Bieneman’s attorney, Birney Bervar, said in an email to the AP in August that eyewitnesses did not corroborate the woman’s story and a doctor who examined her shortly after the incident found no evidence of “an attack of the type and severity she described.” have found.
NSF station chief Marc Tunstall, who is also a sworn deputy U.S. marshal, heard about the incident on Nov. 29 and began investigating, according to prosecutors.
On December 10, two weeks after the incident, Bieneman and the science team flew the Twin Otter aircraft to set up camp on the remote Allan Hills ice field, more than 100 miles (160 kilometers) from McMurdo. The team studying ice cores was on site to collect radar data to help select a site for future ice core drilling.
In his role as mountaineer, Bieneman was responsible for the group’s safety in the unforgiving environment. The man who was originally assigned the role suffered a minor stroke two days before his deployment, according to the AP.
Bieneman, whose middle name is Tyler, initially worked well with the team setting up the camp.
“Shortly thereafter, however, it became clear that something was wrong with Tyler,” University of Washington professor Howard Conway wrote on behalf of the COLDEX field team in a complaint to the NSF obtained by the AP.
Conway and the graduate students did not respond to AP requests for comment.
In the complaint, Conway described Bieneman as initially “domineering and critical” of the two graduate students at the camp.

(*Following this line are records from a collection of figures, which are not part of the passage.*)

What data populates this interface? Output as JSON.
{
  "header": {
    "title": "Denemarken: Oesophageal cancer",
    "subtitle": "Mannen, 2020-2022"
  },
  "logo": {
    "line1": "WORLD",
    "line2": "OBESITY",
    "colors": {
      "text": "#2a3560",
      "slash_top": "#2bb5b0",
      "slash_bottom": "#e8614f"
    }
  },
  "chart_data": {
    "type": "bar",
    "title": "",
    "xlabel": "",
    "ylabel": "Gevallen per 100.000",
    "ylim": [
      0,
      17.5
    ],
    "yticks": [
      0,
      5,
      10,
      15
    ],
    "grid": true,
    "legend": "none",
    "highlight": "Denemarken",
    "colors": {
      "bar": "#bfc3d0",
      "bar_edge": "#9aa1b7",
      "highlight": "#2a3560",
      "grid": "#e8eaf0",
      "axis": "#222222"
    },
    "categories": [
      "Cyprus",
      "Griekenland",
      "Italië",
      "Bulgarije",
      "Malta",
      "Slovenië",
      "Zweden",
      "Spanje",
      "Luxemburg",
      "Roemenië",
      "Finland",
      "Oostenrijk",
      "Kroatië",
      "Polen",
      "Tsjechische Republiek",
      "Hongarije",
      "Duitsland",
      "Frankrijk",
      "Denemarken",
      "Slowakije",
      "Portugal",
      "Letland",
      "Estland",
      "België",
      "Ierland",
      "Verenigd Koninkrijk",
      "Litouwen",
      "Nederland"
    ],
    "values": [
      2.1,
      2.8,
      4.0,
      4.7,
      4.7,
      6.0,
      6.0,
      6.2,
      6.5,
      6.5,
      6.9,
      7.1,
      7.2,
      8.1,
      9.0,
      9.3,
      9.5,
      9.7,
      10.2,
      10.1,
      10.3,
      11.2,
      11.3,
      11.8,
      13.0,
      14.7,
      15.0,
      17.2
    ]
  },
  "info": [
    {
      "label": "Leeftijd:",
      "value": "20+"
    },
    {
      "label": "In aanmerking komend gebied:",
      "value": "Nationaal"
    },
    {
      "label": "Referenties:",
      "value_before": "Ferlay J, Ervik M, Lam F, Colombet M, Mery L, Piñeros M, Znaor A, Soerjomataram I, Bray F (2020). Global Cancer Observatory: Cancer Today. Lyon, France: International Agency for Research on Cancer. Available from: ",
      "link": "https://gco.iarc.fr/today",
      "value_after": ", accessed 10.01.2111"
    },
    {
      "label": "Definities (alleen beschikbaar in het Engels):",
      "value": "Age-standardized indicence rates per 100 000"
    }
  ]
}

“One evening during the first week in the kitchen tent, he told the graduate students that he had an argument with a woman at McMurdo early in the season in which he wrestled with her, after which she had difficulty breathing and needed medical attention,” Conway wrote.
The professor said Bieneman portrayed himself as a victim of the incident because he was under surveillance. He said the graduate students felt they had to tiptoe past Bieneman for fear of possible retaliation if they revealed the story.
“It was uncomfortable and stressful to be around him because you couldn’t feel physically or emotionally safe,” Conway wrote.
Court documents show a warrant was issued for Bieneman’s arrest on Dec. 12.
The professor wrote that Bieneman was finally replaced in camp on December 19th. He said they were never told that Bieneman was under investigation or given a reason why he was removed from his assignment. They pieced it together later when the case became public.
“We were stunned to discover that (1) Tyler was assigned to our team when it was already known that he was under investigation and (2) that he remained with us for an entire week after being charged with assault had been. “Conway wrote in the complaint.
The NSF said questions about Bieneman’s camp assignment are part of an active law enforcement matter and should be directed to the U.S. Attorney’s Office in Hawaii. The U.S. Attorney’s Office in Hawaii did not respond to a request for comment.
According to court documents, when Bieneman returned to McMurdo after the camp, he was released, given a plane ticket back to the United States and was arrested upon landing in Hawaii. He was subsequently released on $25,000 bail pending Monday’s trial.
AP researcher Jennifer Farrar in New York contributed to this report.